There remains the question of how and why in Matthew 5 Jesus calls His disciples to love everyone, even when He himself will someday destroy His enemies and punish them forever. Here’s the key difference that I believe answers this tough question: “The Lord knows those who are his” (2 Timothy 2:19), and we do not. We do not know who are numbered among the elect, and therefore, if we are to fulfill the Great Commission we must preach the Gospel to all people, including our enemies and those who persecute us. Since we simply do not know if someone is elect or not, our default – our command – is to love everyone with the aim of reaching them with the saving message of the Gospel of Jesus Christ. God chooses who will be saved, not us. Our call is to love everyone so as to cast the net of the Kingdom of Heaven over all people and let God sort out those whom He loves in a specific, saving way (Matthew 13:47-50). If we show love to everyone, even those who hate and hurt (and maybe eventually even kill) us, we “do more” than those who don’t follow Jesus and so carry the message of true love and hope to a dying world.

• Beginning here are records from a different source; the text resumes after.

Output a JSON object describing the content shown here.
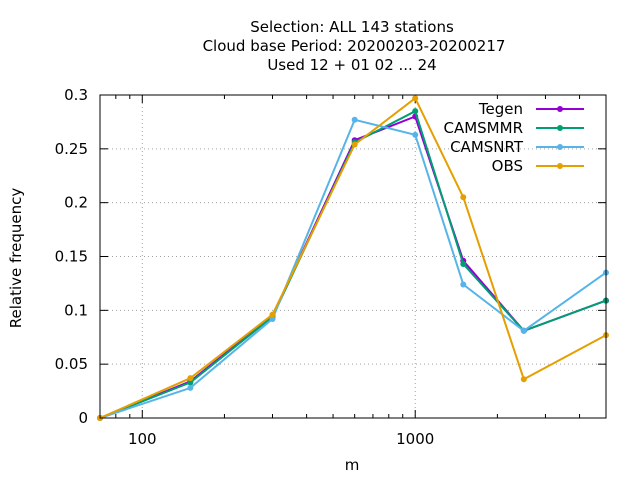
{
  "chart_data": {
    "type": "line",
    "title_lines": [
      "Selection: ALL    143 stations",
      "Cloud base  Period: 20200203-20200217",
      "Used  12 + 01 02 ... 24"
    ],
    "xlabel": "m",
    "ylabel": "Relative frequency",
    "x_scale": "log",
    "xlim": [
      70,
      5000
    ],
    "ylim": [
      0,
      0.3
    ],
    "x_ticks": [
      {
        "value": 100,
        "label": "100"
      },
      {
        "value": 1000,
        "label": "1000"
      }
    ],
    "y_ticks": [
      {
        "value": 0,
        "label": "0"
      },
      {
        "value": 0.05,
        "label": "0.05"
      },
      {
        "value": 0.1,
        "label": "0.1"
      },
      {
        "value": 0.15,
        "label": "0.15"
      },
      {
        "value": 0.2,
        "label": "0.2"
      },
      {
        "value": 0.25,
        "label": "0.25"
      },
      {
        "value": 0.3,
        "label": "0.3"
      }
    ],
    "grid": true,
    "legend_position": "top-right",
    "x": [
      70,
      150,
      300,
      600,
      1000,
      1500,
      2500,
      5000
    ],
    "series": [
      {
        "name": "Tegen",
        "color": "#9400d3",
        "values": [
          0,
          0.034,
          0.095,
          0.258,
          0.28,
          0.146,
          0.081,
          0.109
        ]
      },
      {
        "name": "CAMSMMR",
        "color": "#009e73",
        "values": [
          0,
          0.033,
          0.094,
          0.256,
          0.285,
          0.143,
          0.081,
          0.109
        ]
      },
      {
        "name": "CAMSNRT",
        "color": "#56b4e9",
        "values": [
          0,
          0.028,
          0.092,
          0.277,
          0.263,
          0.124,
          0.081,
          0.135
        ]
      },
      {
        "name": "OBS",
        "color": "#e69f00",
        "values": [
          0,
          0.037,
          0.096,
          0.254,
          0.297,
          0.205,
          0.036,
          0.077
        ]
      }
    ]
  }
}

I know this has been a very long post, but bear with me for one minute longer and please read this very timely and applicable quote from A. F. C. Vilmar that I read recently in Dietrich Bonhoeffer’s chapter about Matthew 5: 43-47 in his book, The Cost of Discipleship:

This commandment, that we should love our enemies and forgo revenge will grow even more urgent in the holy struggle which lies before us and in which we partly have already been engaged for years. In it love and hate engage in mortal combat. It is the urgent duty of every Christian soul to prepare itself for it.

The time is coming when the confession of the living God will incur not only the hatred and the fury of the world, for on the whole it has come to that already, but complete ostracism from ‘human society,’ as they call it. The Christians will be hounded from place to place, subjected to physical assault, maltreatment and death of every kind. We are approaching an age of widespread persecution.

Therein lies the true significance of all the movements and conflicts of our age. Our adversaries seek to root out the Christian Church and the Christian faith because they cannot live side by side with us, because they see in every word we utter and every deed we do, even when they are not specifically directed against them, a condemnation of their own words and deeds. They are not far wrong. They suspect too that we are indifferent to their condemnation. Indeed they must admit that it is utterly futile to condemn us. We do not reciprocate their hatred and contention, although they would like it better if we did, and so sink to their own level.

And how is the battle to be fought? Soon the time will come when we shall pray, not as isolated individuals, but as a corporate body, a congregation, a Church: we shall pray in multitudes (albeit in relatively small multitudes) and among the thousands and thousands of apostates we shall loudly praise and confess the Lord who was crucified and is risen and shall come again.

And what prayer, what confession, what hymn of praise will it be? It will be the prayer of earnest love for these very sons of perdition who stand around and gaze at us with eyes aflame with hatred, and who have perhaps already raised their hands to kill us. It will be a prayer for the peace of these erring, devastated and bewildered souls, a prayer for the same love and peace which we ourselves enjoy, a prayer which will penetrate to the depths of their souls and rend their hearts more grievously than anything they can do to us.

Yes, the Church which is really waiting for its Lord, and which discerns the signs of the times of decision, must fling itself with its utmost power and with the panoply of its holy life into this prayer of love.